I was impartial to the idea. Mrs. Reiffe also thought it was a good idea to link a Brainpop video on autism. I thought that was pointless because the subject of the presentation was me, not autism. But long as I could talk about my upbringing, and rip out that band-aid, I was happy. I thought, why not?
The presentation went well, and Mrs. Reiffe continued to encourage me to write. She always brought pen and paper to our weekly check-ins. When the iPads came in, she made sure to rent one so that I can use the Notes app. It was still hard to hear myself think, but I could at least see myself think.

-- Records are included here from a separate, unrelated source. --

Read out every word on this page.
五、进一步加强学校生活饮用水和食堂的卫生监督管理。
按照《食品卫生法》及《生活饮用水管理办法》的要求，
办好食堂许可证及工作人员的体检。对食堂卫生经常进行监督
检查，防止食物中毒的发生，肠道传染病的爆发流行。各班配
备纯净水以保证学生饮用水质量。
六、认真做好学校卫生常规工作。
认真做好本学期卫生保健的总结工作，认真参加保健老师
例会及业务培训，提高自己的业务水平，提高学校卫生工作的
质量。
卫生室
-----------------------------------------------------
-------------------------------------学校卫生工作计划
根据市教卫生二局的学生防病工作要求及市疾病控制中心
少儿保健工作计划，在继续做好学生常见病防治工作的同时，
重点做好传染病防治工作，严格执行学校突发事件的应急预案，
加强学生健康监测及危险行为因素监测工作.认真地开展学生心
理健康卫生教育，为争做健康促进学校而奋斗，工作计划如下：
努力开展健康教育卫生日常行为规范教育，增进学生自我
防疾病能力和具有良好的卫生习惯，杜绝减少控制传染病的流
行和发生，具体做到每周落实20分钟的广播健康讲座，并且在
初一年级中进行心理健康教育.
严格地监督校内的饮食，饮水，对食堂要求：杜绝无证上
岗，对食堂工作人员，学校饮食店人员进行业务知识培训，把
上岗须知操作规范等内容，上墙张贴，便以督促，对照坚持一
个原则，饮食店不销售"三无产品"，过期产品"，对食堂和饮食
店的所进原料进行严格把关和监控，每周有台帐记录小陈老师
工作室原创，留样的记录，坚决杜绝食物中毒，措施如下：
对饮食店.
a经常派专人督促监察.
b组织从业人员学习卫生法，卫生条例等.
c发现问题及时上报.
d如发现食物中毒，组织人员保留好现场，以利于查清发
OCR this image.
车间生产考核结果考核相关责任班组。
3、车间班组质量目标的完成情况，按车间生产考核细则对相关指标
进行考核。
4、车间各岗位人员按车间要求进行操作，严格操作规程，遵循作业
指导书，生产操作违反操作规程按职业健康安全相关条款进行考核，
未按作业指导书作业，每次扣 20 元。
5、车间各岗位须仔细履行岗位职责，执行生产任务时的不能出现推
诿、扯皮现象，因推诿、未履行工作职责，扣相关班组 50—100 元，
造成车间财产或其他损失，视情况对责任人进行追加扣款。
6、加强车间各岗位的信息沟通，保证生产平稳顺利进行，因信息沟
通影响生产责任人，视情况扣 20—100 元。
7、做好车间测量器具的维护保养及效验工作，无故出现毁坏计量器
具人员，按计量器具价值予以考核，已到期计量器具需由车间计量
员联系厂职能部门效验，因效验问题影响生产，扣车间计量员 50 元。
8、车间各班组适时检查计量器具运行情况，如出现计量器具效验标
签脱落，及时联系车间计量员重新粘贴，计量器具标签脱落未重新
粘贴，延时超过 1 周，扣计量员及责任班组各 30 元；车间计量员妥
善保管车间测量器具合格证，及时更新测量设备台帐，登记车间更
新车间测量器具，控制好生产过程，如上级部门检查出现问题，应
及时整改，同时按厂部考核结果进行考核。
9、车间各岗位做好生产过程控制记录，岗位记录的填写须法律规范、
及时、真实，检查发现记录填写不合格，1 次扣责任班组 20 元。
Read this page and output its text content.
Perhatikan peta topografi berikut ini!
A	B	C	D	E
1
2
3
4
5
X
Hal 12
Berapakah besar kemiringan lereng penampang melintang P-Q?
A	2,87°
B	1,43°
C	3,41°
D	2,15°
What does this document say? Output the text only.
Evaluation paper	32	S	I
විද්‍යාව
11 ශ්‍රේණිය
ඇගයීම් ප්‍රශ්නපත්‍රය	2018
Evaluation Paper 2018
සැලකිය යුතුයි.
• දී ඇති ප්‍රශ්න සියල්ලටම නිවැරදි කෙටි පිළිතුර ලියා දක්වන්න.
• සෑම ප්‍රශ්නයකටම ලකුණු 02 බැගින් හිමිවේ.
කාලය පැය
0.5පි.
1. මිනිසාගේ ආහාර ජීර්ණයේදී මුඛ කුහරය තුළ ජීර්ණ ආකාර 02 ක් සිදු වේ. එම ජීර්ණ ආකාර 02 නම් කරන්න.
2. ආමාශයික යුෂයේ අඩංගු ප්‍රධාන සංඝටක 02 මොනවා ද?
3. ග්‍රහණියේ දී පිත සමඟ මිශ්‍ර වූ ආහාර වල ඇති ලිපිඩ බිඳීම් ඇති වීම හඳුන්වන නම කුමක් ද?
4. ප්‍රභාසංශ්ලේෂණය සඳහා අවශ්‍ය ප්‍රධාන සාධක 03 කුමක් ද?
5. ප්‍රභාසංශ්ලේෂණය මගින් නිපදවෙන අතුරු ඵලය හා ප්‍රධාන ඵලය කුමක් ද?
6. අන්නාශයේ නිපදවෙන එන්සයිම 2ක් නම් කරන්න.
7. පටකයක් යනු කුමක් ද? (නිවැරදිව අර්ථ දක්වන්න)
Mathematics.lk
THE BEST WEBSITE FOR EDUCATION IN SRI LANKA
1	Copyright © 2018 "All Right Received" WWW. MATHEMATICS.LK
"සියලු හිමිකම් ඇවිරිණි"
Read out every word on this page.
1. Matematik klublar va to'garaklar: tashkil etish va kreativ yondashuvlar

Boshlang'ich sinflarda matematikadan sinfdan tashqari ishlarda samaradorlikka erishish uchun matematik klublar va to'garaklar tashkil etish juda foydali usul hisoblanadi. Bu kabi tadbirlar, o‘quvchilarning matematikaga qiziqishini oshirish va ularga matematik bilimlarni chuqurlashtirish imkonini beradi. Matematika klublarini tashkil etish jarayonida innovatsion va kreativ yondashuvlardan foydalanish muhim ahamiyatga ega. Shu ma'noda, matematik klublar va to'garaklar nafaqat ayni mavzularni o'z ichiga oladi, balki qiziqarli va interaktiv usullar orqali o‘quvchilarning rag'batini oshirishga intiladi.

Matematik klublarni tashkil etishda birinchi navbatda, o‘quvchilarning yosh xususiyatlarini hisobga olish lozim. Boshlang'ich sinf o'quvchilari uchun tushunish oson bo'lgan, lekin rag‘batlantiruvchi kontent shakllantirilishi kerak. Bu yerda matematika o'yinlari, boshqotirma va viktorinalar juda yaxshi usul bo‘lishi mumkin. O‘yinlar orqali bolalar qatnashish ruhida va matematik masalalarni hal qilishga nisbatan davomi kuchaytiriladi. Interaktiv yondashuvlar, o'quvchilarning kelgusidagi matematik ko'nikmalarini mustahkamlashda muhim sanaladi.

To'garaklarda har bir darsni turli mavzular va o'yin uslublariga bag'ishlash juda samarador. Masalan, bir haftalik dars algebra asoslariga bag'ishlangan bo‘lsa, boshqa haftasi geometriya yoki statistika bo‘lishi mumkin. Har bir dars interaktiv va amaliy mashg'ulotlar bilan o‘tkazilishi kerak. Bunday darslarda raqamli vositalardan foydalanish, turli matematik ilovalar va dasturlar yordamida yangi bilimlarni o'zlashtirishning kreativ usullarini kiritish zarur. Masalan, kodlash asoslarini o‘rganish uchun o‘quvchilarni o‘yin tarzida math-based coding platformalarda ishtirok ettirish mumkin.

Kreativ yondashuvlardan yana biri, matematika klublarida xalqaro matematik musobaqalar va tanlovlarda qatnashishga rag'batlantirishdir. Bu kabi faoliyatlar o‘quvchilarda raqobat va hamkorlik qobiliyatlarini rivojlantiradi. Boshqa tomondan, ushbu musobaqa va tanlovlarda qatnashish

Each semester, my horizons expanded.
By the time I graduated elementary school, I could hardly recognize the headspace I was in when I first began showing signs of autism. Neurodivergence leads us towards all sorts of different paths, and make no mistake: mine is far from the only one worth celebrating. But it is, perhaps, one of the less traveled ones for someone with this diagnosis.
The changes were quite drastic. The satisfaction I got from solitary activities paled in comparison to the satisfaction I got from academics, extracurriculars, and just… peopling. Saying hi to people, hanging out with people, impressing people, even. The delicate dance of being perceived was no longer the bane of my existence. It was an integral part of my identity.